Era uma dança que tinha muitos movimentos
pélvicos, com torções do tronco, flexões de pernas até o chão e subindo de
novo. Era muito alegre e me conquistou totalmente. Meu grande sonho era dançar “twist”
e não via qualquer
impedimento do “alto” dos meus 4 ou 5 anos de idade. No
entanto, os aparelhos que usava eram verdadeiras armaduras metálicas, cheias de
correias de couro e fivelas. Nada indicado
para uma dança frenética!
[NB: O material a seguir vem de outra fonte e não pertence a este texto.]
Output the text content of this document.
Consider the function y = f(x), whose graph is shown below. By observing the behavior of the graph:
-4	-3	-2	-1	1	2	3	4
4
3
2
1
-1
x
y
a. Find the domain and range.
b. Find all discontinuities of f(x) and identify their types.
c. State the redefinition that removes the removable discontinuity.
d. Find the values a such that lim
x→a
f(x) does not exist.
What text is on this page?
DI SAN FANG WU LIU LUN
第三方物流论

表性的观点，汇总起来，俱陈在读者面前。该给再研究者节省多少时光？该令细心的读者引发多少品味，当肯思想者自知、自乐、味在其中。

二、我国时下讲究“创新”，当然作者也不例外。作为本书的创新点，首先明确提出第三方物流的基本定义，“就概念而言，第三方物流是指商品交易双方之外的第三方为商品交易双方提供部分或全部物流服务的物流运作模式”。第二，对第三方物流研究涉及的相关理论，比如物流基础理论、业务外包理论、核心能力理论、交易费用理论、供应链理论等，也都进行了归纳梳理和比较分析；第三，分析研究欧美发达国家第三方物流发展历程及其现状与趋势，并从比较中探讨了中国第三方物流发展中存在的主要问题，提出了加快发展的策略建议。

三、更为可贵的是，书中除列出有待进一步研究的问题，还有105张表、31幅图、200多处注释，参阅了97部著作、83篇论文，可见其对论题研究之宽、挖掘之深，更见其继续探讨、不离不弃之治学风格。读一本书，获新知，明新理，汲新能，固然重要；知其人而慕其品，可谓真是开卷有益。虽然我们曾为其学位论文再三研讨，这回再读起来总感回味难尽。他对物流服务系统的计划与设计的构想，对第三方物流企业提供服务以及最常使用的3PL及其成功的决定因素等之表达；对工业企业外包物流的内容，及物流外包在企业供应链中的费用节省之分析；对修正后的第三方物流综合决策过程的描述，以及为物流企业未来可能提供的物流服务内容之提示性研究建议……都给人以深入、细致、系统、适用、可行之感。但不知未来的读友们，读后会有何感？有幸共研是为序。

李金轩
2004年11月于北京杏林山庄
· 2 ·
Mas vai dizer isso a uma criaturinha teimosa
como eu... Era só tocar no rádio e lá estava eu tentando dançar, me torcer,
mover pernas e bengalas, tudo ao mesmo tempo.
Para uma imaginação infantil, não existem obstáculos, barreiras, tudo se
pode!
Então, um dia, eu me esforcei mais e
mais, torci e retorci, tentei ir até o chão....e fui!!! Ouvi um “CRECK” bem
alto, senti que meu equilíbrio estava completamente comprometido e nada mais me
segurou. O aparelho tinha se quebrado com tanto “twist”! Gritei o mais alto que
pude:
_ Mãe!!! Socorro!!! Estou caindo!!!
Acode aqui!!!
E foi assim que a dança entrou na minha
vida.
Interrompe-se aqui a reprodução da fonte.